The Heavy Table is not a restaurant. I don't have a liquor licence, a team in the kitchen, or a wine list. What I have is a heavy table I built myself, a kitchen garden 20 metres from the stove, and the time to cook in a way that most restaurants abandoned a decade ago.
Every other Saturday I cook lunch for 10 people at my home in Ocean Grove. The menu is set because I've spent the week building it around what's fruiting in the garden and what I can do with time that a restaurant kitchen can't afford to spend. A restaurant gives you choice. I give you trust. You turn up, sit down, and let me feed you the best meal I know how to make right now, with what I have, the way I think it should be done.
I start on Thursday. Stock goes on Thursday evening. The sous vide follows—something tough and humble, given 36 hours at a careful temperature until it becomes something else entirely. The dehydrator has been running since midweek, turning whatever's abundant into something you can't buy. By Saturday morning the slow work is done and I'm cutting herbs from the garden, setting the table I made, arranging the chairs I built.
A hatted restaurant in 2026 does extraordinary things—60 covers a night, 12-minute windows, plates that look painted. But that model has costs. A two-day stock doesn't scale. Herbs cut an hour before service aren't part of the supply chain. A 36-hour braise doesn't fit the labour budget. I can do those things because I'm not feeding 60 people—I'm feeding 10, once a fortnight, and I've built my life around having the time to do them properly.
The marquetry board the main arrives on is hand-cut and hand-inlaid. If the doors are open you can hear the chickens whose eggs are in the custard. I don't make a speech about any of this. It's just the house you're eating in.
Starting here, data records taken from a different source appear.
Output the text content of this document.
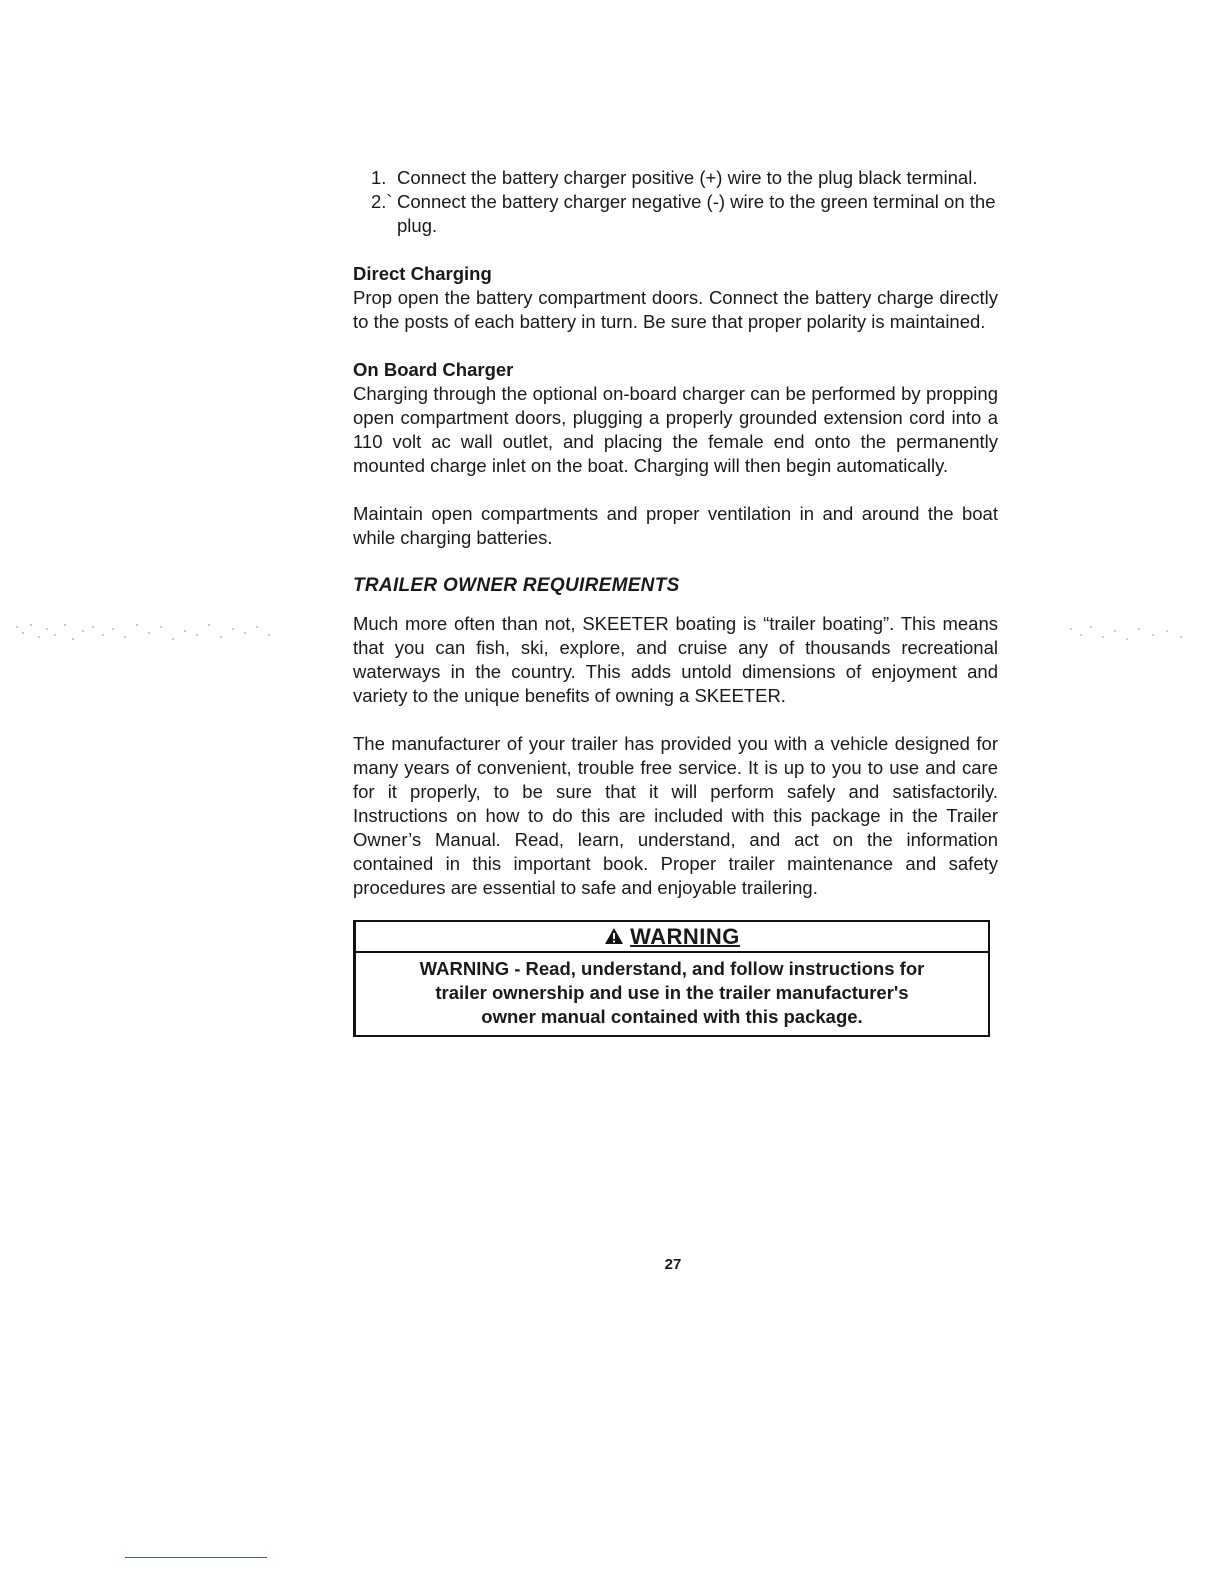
1. Connect the battery charger positive (+) wire to the plug black terminal.
2.` Connect the battery charger negative (-) wire to the green terminal on the plug.

Direct Charging

Prop open the battery compartment doors. Connect the battery charge directly to the posts of each battery in turn. Be sure that proper polarity is maintained.

On Board Charger

Charging through the optional on-board charger can be performed by propping open compartment doors, plugging a properly grounded extension cord into a 110 volt ac wall outlet, and placing the female end onto the permanently mounted charge inlet on the boat. Charging will then begin automatically.

Maintain open compartments and proper ventilation in and around the boat while charging batteries.

TRAILER OWNER REQUIREMENTS

Much more often than not, SKEETER boating is “trailer boating”. This means that you can fish, ski, explore, and cruise any of thousands recreational waterways in the country. This adds untold dimensions of enjoyment and variety to the unique benefits of owning a SKEETER.

The manufacturer of your trailer has provided you with a vehicle designed for many years of convenient, trouble free service. It is up to you to use and care for it properly, to be sure that it will perform safely and satisfactorily. Instructions on how to do this are included with this package in the Trailer Owner’s Manual. Read, learn, understand, and act on the information contained in this important book. Proper trailer maintenance and safety procedures are essential to safe and enjoyable trailering.

WARNING
WARNING - Read, understand, and follow instructions for
trailer ownership and use in the trailer manufacturer's
owner manual contained with this package.
27
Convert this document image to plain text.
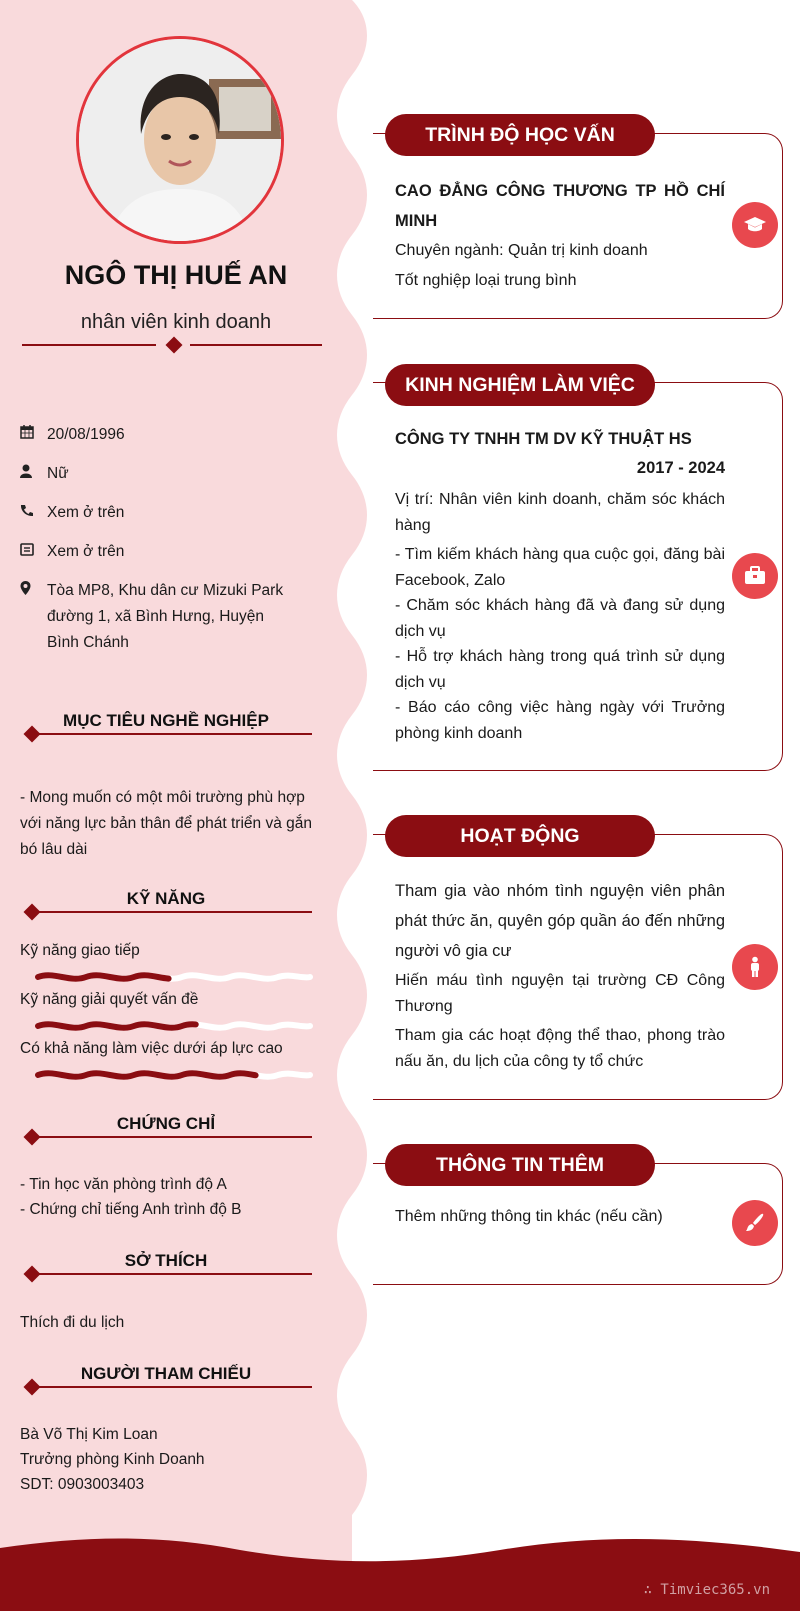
NGÔ THỊ HUẾ AN
nhân viên kinh doanh
20/08/1996
Nữ
Xem ở trên
Xem ở trên
Tòa MP8, Khu dân cư Mizuki Park đường 1, xã Bình Hưng, Huyện Bình Chánh
MỤC TIÊU NGHỀ NGHIỆP
- Mong muốn có một môi trường phù hợp với năng lực bản thân để phát triển và gắn bó lâu dài
KỸ NĂNG
Kỹ năng giao tiếp
Kỹ năng giải quyết vấn đề
Có khả năng làm việc dưới áp lực cao
CHỨNG CHỈ
- Tin học văn phòng trình độ A
- Chứng chỉ tiếng Anh trình độ B
SỞ THÍCH
Thích đi du lịch
NGƯỜI THAM CHIẾU
Bà Võ Thị Kim Loan
Trưởng phòng Kinh Doanh
SDT: 0903003403
TRÌNH ĐỘ HỌC VẤN
CAO ĐẲNG CÔNG THƯƠNG TP HỒ CHÍ MINH
Chuyên ngành: Quản trị kinh doanh
Tốt nghiệp loại trung bình
KINH NGHIỆM LÀM VIỆC
CÔNG TY TNHH TM DV KỸ THUẬT HS
2017 - 2024
Vị trí: Nhân viên kinh doanh, chăm sóc khách hàng
- Tìm kiếm khách hàng qua cuộc gọi, đăng bài Facebook, Zalo
- Chăm sóc khách hàng đã và đang sử dụng dịch vụ
- Hỗ trợ khách hàng trong quá trình sử dụng dịch vụ
- Báo cáo công việc hàng ngày với Trưởng phòng kinh doanh
HOẠT ĐỘNG
Tham gia vào nhóm tình nguyện viên phân phát thức ăn, quyên góp quần áo đến những người vô gia cư
Hiến máu tình nguyện tại trường CĐ Công Thương
Tham gia các hoạt động thể thao, phong trào nấu ăn, du lịch của công ty tổ chức
THÔNG TIN THÊM
Thêm những thông tin khác (nếu cần)
∴ Timviec365.vn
I plate the first course and bring it out, then I sit down with you for the rest of the meal. I'm not in the kitchen while you're finishing your wine. The conversation is as much a part of the afternoon as the food, and by the time dessert arrives you're three hours deep and the table has done what a table is supposed to do.
People come to restaurants for consistency and choice. They come here for the opposite—for a meal that could only happen on this specific Saturday, in this specific kitchen, with these specific ingredients. Next fortnight the menu will be different because the garden will be different and I'll have spent the week thinking about something new.
You arrive not knowing everyone at the table and you leave three hours later with new friends. That's the point. Not the plating, not the technique—the table. The sitting down together and the unhurried passing of time over food that was finally given all the attention it deserved.